Изменить размер шрифта - +

Воин Афанасьевич задумался. Если не считать Васькиного ужаса, мысль была подходящая — и тот товар, что он вез за пазухой, лучше доставить покупателю поскорее, а не ждать, пока вконец протухнет, и не мыкаться по лесам, пока посланные курляндским герцогом люди не изловят перебежчиков и не доставят их в Царевиче-Дмитриев.

Товар же был — государевы письма с наставлениями царевиче-дмитриевскому воеводе. Обстоятельства складывались так, что война, похоже, близилась к концу, умение Ордина-Нащокина вести переговоры государь оценил в полной мере, и эти наставления одному лишь Афанасию Лаврентьевичу предназначались, а никак не полякам, не шведам и не Якобу. Были они писаны затейным письмом, разгадать которое невозможно, — там каждая буква имела два, а то и три причудливых начертания, прорех же между словами не было вовсе. Ключ от тайнописи был в голове Воина Афанасьевича.

Кроме государевых писем за пазухой лежали и другие, не такие значительные.

— Но у нас других коней, кроме этих, нет, добрый человек, — сказал он. — Где взять других — не знаем, а до Либавы, я полагаю, не менее трехсот…

Тут он задумался, пытаясь перевести в голове русские версты в немецкие мили, и вспомнил, что миль этих существует несколько, о чем рассказывали иноземцы; поди знай, к которым привык торговец.

— Я берусь поменять ваших коней на других. Не бойтесь, я не конокрад, когда пойду к владельцу лошадей, оставлю в залог свой товар.

Торговец сдержал слово. Прежде всего он велел звать себя Герхардом. Затем часа через четыре привел к деревушке, посреди которой стояла церковь, велел ждать за околицей, а сам, как видели Васька и Воин Афанасьевич, привстав на стременах, к той самой церкви и направился. В ограде стоял домик — надо полагать, жилище священника. Туда Герхард и вошел.

— Как ты полагаешь, католическая это церковь или лютеранская? — спросил Чертков.

— Да уж никак не православная…

Католиков в Курляндии жило немало. Для них строились герцогом церкви, а бывало, что население переходило в католицизм целыми приходами — сказывалась близость Речи Посполитой.

Герхард пробыл в домике не более получаса и вернулся довольный.

— У меня письмо к гравендальскому барону, — сообщил он. — Там мы оставим наших лошадей и мой товар, а возьмем других и оставим их в корчме на добельнской дороге, оттуда их заберут парни барона.

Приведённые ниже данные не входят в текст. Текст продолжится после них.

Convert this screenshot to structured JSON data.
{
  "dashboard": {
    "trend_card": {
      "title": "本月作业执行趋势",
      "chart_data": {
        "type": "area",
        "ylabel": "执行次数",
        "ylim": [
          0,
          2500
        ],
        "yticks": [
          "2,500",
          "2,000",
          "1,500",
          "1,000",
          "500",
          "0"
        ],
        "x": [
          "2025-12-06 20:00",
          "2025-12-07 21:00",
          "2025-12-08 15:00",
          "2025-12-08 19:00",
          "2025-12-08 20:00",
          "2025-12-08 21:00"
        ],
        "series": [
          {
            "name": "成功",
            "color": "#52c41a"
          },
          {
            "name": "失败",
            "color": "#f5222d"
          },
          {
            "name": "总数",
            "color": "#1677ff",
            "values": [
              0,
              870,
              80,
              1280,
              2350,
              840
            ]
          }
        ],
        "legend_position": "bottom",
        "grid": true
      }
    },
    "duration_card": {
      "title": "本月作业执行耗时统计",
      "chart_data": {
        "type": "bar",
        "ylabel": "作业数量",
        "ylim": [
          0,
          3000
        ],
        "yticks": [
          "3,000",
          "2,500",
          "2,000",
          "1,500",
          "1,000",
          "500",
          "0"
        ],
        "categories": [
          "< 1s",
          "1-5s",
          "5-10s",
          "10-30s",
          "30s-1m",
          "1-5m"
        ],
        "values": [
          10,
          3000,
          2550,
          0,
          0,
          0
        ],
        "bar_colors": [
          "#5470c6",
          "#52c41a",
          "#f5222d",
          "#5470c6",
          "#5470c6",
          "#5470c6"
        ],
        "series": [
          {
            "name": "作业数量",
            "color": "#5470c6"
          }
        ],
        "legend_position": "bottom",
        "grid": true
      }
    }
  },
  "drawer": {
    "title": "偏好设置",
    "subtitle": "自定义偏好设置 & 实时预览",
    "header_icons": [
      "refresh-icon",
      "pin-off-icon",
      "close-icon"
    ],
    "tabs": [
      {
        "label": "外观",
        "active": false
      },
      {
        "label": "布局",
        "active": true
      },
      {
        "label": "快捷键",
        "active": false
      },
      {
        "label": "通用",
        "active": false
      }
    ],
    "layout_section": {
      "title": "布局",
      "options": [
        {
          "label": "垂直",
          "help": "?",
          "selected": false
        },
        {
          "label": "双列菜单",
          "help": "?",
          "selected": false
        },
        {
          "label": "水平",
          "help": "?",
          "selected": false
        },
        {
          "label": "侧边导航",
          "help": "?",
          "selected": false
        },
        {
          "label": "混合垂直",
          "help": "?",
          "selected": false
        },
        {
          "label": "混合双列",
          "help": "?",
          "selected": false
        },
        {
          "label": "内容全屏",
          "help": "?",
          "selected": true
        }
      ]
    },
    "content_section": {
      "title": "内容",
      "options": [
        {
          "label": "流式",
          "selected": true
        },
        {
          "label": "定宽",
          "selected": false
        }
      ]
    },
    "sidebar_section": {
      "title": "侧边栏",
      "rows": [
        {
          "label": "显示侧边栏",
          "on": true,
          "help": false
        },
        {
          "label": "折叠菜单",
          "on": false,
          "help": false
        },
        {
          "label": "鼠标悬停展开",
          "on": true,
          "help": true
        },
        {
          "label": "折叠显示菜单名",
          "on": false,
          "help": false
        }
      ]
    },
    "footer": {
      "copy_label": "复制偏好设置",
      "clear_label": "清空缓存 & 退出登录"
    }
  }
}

— А мы как дальше будем двигаться? — удивился Воин Афанасьевич.

— А у нас, с Божьей помощью, к тому времени уже будут другие лошади, — сказав это, Герхард перекрестился на католический лад.

— Откуда они возьмутся?

— Я бедный торговец, и все мое богатство — связи. Меня тут, в Курляндии, многие знают и доверят мне свое имущество, потому что я честный человек, — с неожиданной высокопарностью заявил Герхард.

Так оно и вышло.

Странным было, правда, что и брамбергский помещик тоже дал лошадей по просьбе местного священника. Но выбирать не приходилось — Герхард выполнил обещание и вез Воина Афанасьевича с Васькой в Либаву довольно быстро.

Гробин объезжали большим крюком — чтобы не напороться на людей герцога.

— А теперь молитесь, чтобы ветер хоть ненадолго стих, — сказал он, когда уже подъезжали к порту. — Тут все лето дует. Не всегда суда могут так встать, чтобы к ним с берега лодки подошли. Трудно было найти менее удачное место для порта — без речного устья и хорошей гавани. Кто только выбрал эту длинную косу между морем и озером? Тут разве что рыбакам хорошо жить, у них лодки чуть не к самому берегу могут подойти. А торговым судам это мелководье шириной в две сотни шагов — хуже адской муки.